The point of VNM, and of Thermodynamics, is as analysis tools for analyzing systems that we are designing. Everything is a heat engine, but some are more efficient/usable than others. Likewise with agents, everything is an agent, but some produce outcomes that we like and others do not.
So with applying VNM to humans the question is not whether we descriptively have utility functions or whatever; the question is if and how we can use a VNM analysis to make useful changes in behavior, or how we can build a system that produces valuable outcomes.
So the point of this moral uncertainty business is “oh look, if we concieve of moral uncertainty like this, we can provably meet these criteria and solve those problems in a coherent way”.
OK, I think we’re on the same page now.
A utility function is only a method of approximating an agent’s behavior. If I wanted to make a precise description, I wouldn’t bother “agent-izing” the object in the first place. The rock falls vs. the rock wants to fall is a meaningless distinction. In that sense, nothing “has a utility function”, since utility functions aren’t ontologically fundamental.

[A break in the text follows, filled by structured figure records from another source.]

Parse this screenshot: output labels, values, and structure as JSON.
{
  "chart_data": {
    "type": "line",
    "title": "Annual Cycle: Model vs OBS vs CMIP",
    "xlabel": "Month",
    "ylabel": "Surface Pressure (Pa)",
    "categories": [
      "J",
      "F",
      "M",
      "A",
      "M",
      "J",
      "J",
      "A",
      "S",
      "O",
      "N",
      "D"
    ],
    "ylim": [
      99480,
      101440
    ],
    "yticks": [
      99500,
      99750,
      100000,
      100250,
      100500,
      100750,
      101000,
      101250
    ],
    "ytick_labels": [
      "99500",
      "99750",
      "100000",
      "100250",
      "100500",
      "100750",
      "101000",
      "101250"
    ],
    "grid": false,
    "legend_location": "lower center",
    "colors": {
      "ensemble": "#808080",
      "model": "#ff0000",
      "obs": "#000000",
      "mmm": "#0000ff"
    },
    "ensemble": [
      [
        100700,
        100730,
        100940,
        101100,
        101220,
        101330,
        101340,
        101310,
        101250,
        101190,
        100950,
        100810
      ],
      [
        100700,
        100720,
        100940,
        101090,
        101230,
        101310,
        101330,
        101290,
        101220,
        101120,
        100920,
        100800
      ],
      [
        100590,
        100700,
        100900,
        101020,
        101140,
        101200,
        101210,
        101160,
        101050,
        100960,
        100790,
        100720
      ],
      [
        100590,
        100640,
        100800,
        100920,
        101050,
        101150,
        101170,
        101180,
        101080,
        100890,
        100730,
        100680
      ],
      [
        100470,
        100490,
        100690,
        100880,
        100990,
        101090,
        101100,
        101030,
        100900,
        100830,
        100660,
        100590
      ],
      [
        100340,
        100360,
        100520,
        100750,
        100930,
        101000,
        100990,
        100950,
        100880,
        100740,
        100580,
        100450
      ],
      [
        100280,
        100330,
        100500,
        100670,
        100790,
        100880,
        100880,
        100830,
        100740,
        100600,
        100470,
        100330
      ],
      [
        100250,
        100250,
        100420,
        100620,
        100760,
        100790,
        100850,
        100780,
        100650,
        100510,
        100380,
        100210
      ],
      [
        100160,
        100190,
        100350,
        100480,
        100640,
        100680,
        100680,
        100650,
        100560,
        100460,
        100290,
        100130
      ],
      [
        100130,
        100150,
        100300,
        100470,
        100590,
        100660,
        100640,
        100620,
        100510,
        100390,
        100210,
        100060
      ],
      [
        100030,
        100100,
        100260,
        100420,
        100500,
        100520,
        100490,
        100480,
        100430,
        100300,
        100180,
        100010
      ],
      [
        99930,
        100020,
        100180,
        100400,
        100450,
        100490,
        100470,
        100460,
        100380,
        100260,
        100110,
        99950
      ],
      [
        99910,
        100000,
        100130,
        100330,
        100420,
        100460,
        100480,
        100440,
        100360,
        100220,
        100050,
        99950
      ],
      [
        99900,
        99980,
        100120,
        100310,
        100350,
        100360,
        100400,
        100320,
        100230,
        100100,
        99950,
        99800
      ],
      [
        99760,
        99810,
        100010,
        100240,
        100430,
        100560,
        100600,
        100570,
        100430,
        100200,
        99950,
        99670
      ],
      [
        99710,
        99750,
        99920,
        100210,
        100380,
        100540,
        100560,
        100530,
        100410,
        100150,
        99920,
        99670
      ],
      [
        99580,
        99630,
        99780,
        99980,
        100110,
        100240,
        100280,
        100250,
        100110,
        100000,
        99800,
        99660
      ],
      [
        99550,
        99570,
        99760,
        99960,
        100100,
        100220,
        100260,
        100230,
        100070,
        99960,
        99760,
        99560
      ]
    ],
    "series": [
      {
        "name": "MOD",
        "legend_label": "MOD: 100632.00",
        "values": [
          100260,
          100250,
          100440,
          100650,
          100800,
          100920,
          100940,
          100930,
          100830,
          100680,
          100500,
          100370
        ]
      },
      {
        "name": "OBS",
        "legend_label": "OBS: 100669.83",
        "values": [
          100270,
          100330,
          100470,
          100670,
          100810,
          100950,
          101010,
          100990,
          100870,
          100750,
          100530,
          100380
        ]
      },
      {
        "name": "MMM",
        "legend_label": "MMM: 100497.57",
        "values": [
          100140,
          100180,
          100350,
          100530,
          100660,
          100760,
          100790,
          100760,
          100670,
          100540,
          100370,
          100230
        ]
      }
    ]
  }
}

When I say “does X have a utility function”, I mean “Is it useful and intuitive to predict the behavior of X by ascribing agency to it and using a utility function”. So the real question is, do humans deviate from the model to such an extent that the model should not be used? It certainly doesn’t seem like the model describes anything else better than it describes humans—although as AI improves that might change.
So even if I agree that humans don’t technically “have a utility function” anymore than any other object, I would say that if anything on this planet is worth ascribing agency and using a utility function to describe, it’s animals. So if humans and other animals don’t have a utility function, who does?
No one yet. We’re working on it.
Yes. You will find it much more fruitful to predict most humans as causal systems (including youself), and if you wanted to model human behavior with a utility function, you’d either have a lot of error, or a lot of trouble adding enough epicycles.
As I said though, VNM isn’t useful descriptively; if you use it like that, it’s tautological, and doesn’t really tell you anything. Where it shines is in design of agenty systems; “If we had these preferences, what would that imply about where we would steer the future” (which worlds are ranked high) “if we want to steer the future over there, what decision architecture do we need?”.
I don’t know either (ie. it wasn’t me) but perhaps “Yes. That is exactly what I meant.” would work better with a quoted sentence that reveals the ‘that’ in question?